Post n°113 pubblicato il 21 Luglio 2014 da pasquale.zolla

Berlusconi prosciolto da concussione e prostituzione minorile

Due processi diammetralmente opposti nello svolgimento e nelle sentenze

I giudici della Corte d’Appello di Milano hanno ribaltato la condanna a 7 anni del cavaliere in quanto, forse, hanno ritenuto il primo processo insussistente dei reati contestati in quanto basato solo su questioni morali e di costume.

Per il reato di prostituzione minorile hanno, sempre forse, ritenuto che l’allora premier Berlusconi effettivamente non fosse a conoscenza dell’età della ragazza per cui il fatto non era prostitutivo.

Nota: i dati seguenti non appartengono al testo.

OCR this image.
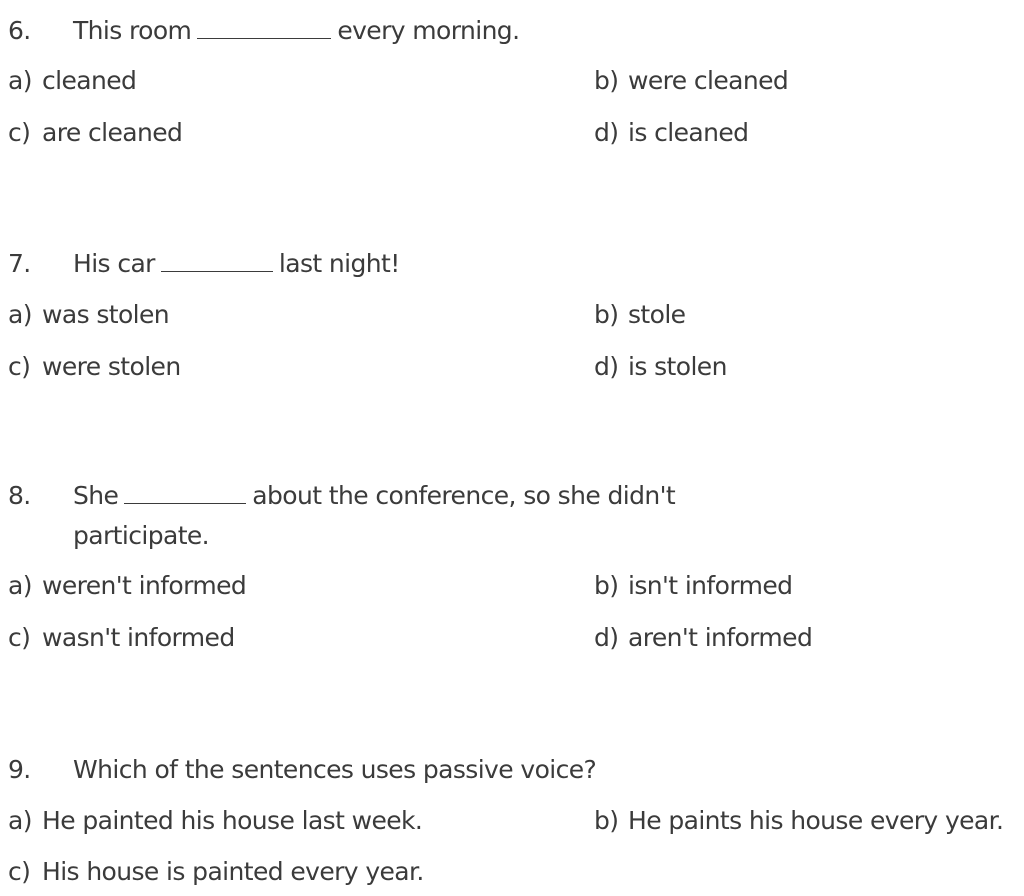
6. This room	every morning.
a) cleaned	b) were cleaned
c) are cleaned	d) is cleaned
7. His car	last night!
a) was stolen	b) stole
c) were stolen	d) is stolen
8. She	about the conference, so she didn't
participate.
a) weren't informed	b) isn't informed
c) wasn't informed	d) aren't informed
9. Which of the sentences uses passive voice?
a) He painted his house last week.	b) He paints his house every year.
c) His house is painted every year.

Il processo d’appello, insomma, ha fatto finta che la notte tra il 27 e il 28 maggio 2010 non è successo niente in Questura a Milano: Ruby non era stata fermata; il premier non aveva telefonato al capo di gabinetto Ostuni; le testimonienze delle feste “particolari” di Arcore erano pura fantasia.

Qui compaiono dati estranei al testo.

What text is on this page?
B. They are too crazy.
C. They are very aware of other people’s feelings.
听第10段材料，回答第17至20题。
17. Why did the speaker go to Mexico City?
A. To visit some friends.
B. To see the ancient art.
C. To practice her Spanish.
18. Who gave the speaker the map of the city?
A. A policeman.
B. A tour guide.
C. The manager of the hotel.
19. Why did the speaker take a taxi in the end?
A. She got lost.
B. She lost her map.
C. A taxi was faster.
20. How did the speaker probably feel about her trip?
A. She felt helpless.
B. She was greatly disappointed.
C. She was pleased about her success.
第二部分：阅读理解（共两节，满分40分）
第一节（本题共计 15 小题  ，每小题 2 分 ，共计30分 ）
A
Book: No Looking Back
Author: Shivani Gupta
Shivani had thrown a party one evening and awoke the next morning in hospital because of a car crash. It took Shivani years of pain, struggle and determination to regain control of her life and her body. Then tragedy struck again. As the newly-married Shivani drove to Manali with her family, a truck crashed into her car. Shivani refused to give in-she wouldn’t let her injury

Eppure Ruby aveva detto alle sue amiche: “Lui è pazzo di me!”

Le sentenze, però, vanno sempre e comunque rispettate, per cui anche questa della Corte d’Appello di Milano non deve essere criticata e usata contro i giudici o la Giustizia in genere.

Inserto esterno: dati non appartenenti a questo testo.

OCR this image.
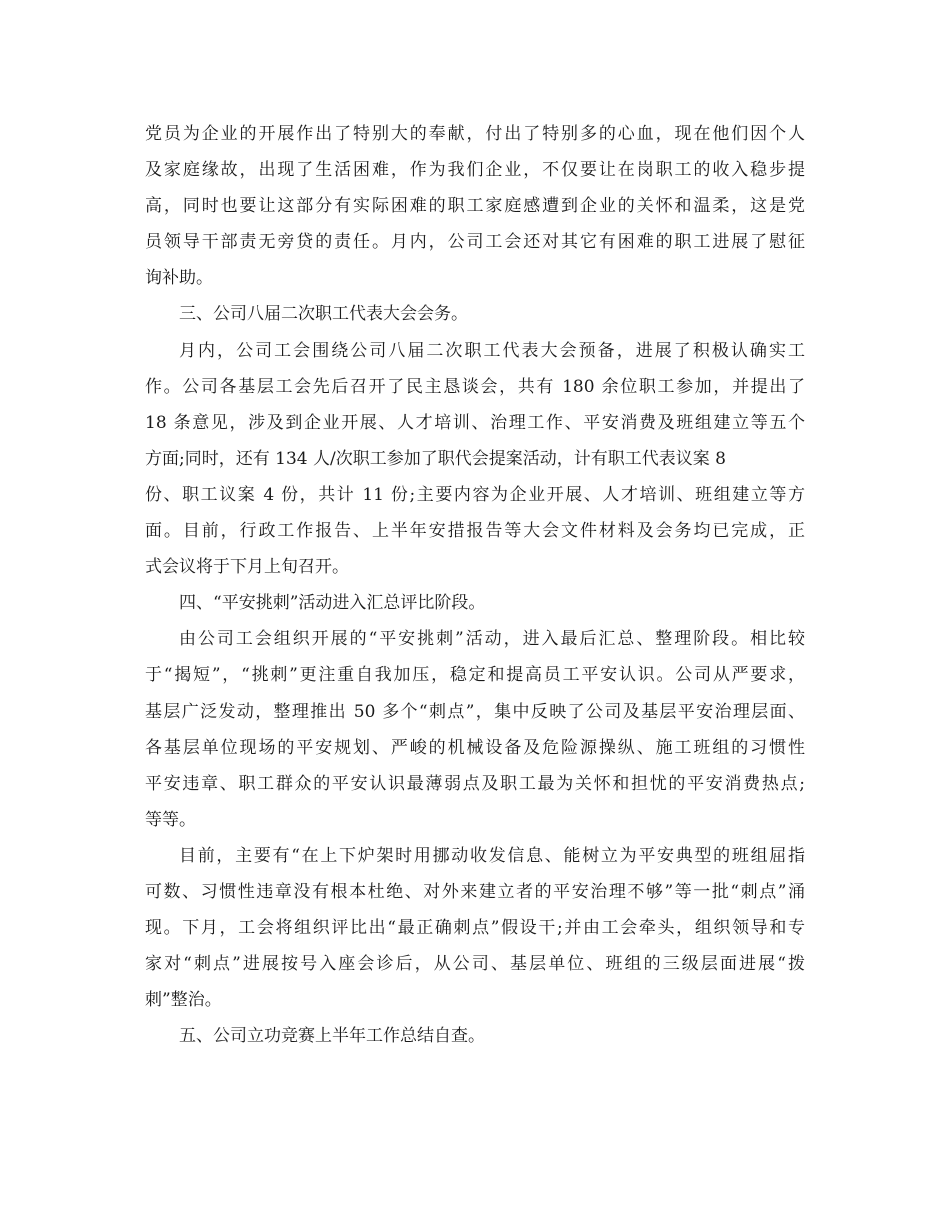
党员为企业的开展作出了特别大的奉献，付出了特别多的心血，现在他们因个人
及家庭缘故，出现了生活困难，作为我们企业，不仅要让在岗职工的收入稳步提
高，同时也要让这部分有实际困难的职工家庭感遭到企业的关怀和温柔，这是党
员领导干部责无旁贷的责任。月内，公司工会还对其它有困难的职工进展了慰征
询补助。
三、公司八届二次职工代表大会会务。
月内，公司工会围绕公司八届二次职工代表大会预备，进展了积极认确实工
作。公司各基层工会先后召开了民主恳谈会，共有 180 余位职工参加，并提出了
18 条意见，涉及到企业开展、人才培训、治理工作、平安消费及班组建立等五个
方面;同时，还有 134 人/次职工参加了职代会提案活动，计有职工代表议案 8
份、职工议案 4 份，共计 11 份;主要内容为企业开展、人才培训、班组建立等方
面。目前，行政工作报告、上半年安措报告等大会文件材料及会务均已完成，正
式会议将于下月上旬召开。
四、“平安挑刺”活动进入汇总评比阶段。
由公司工会组织开展的“平安挑刺”活动，进入最后汇总、整理阶段。相比较
于“揭短”，“挑刺”更注重自我加压，稳定和提高员工平安认识。公司从严要求，
基层广泛发动，整理推出 50 多个“刺点”，集中反映了公司及基层平安治理层面、
各基层单位现场的平安规划、严峻的机械设备及危险源操纵、施工班组的习惯性
平安违章、职工群众的平安认识最薄弱点及职工最为关怀和担忧的平安消费热点;
等等。
目前，主要有“在上下炉架时用挪动收发信息、能树立为平安典型的班组屈指
可数、习惯性违章没有根本杜绝、对外来建立者的平安治理不够”等一批“刺点”涌
现。下月，工会将组织评比出“最正确刺点”假设干;并由工会牵头，组织领导和专
家对“刺点”进展按号入座会诊后，从公司、基层单位、班组的三级层面进展“拨
刺”整治。
五、公司立功竞赛上半年工作总结自查。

Sarà compito della Procura generale di Milano, una volta lette le motivazioni, inpugnarla ricorrendo in Cassazione.

Comunque qualche dubbio mi passa per la mente, anche perché è stata emessa proprio mentre il patto d’alleanza per le riforme “a parole” di Renzi con Berlusconi sembrava dovesse crollare in previsione di un’eventuale conferma della sentenza di primo grado.

Il dubbio amletico è perché mai il processo d’appello, presieduto dal giudice Tranfa, si è svolto solo in quattro udienze e basato sul cartaceo, cioè su ciò che era stato scritto nelle carte giudiziarie del primo processo che, invece, è durato due anni con 50 udienze popolate di testimoni e volti.

La buonanima di mia madre diceva che “Una cosa è leggere ciò che si dice, un’altra è vedere in faccia una persona mentre la dice, cioè parla! Perché il viso e gli occhi dicono più delle parole!”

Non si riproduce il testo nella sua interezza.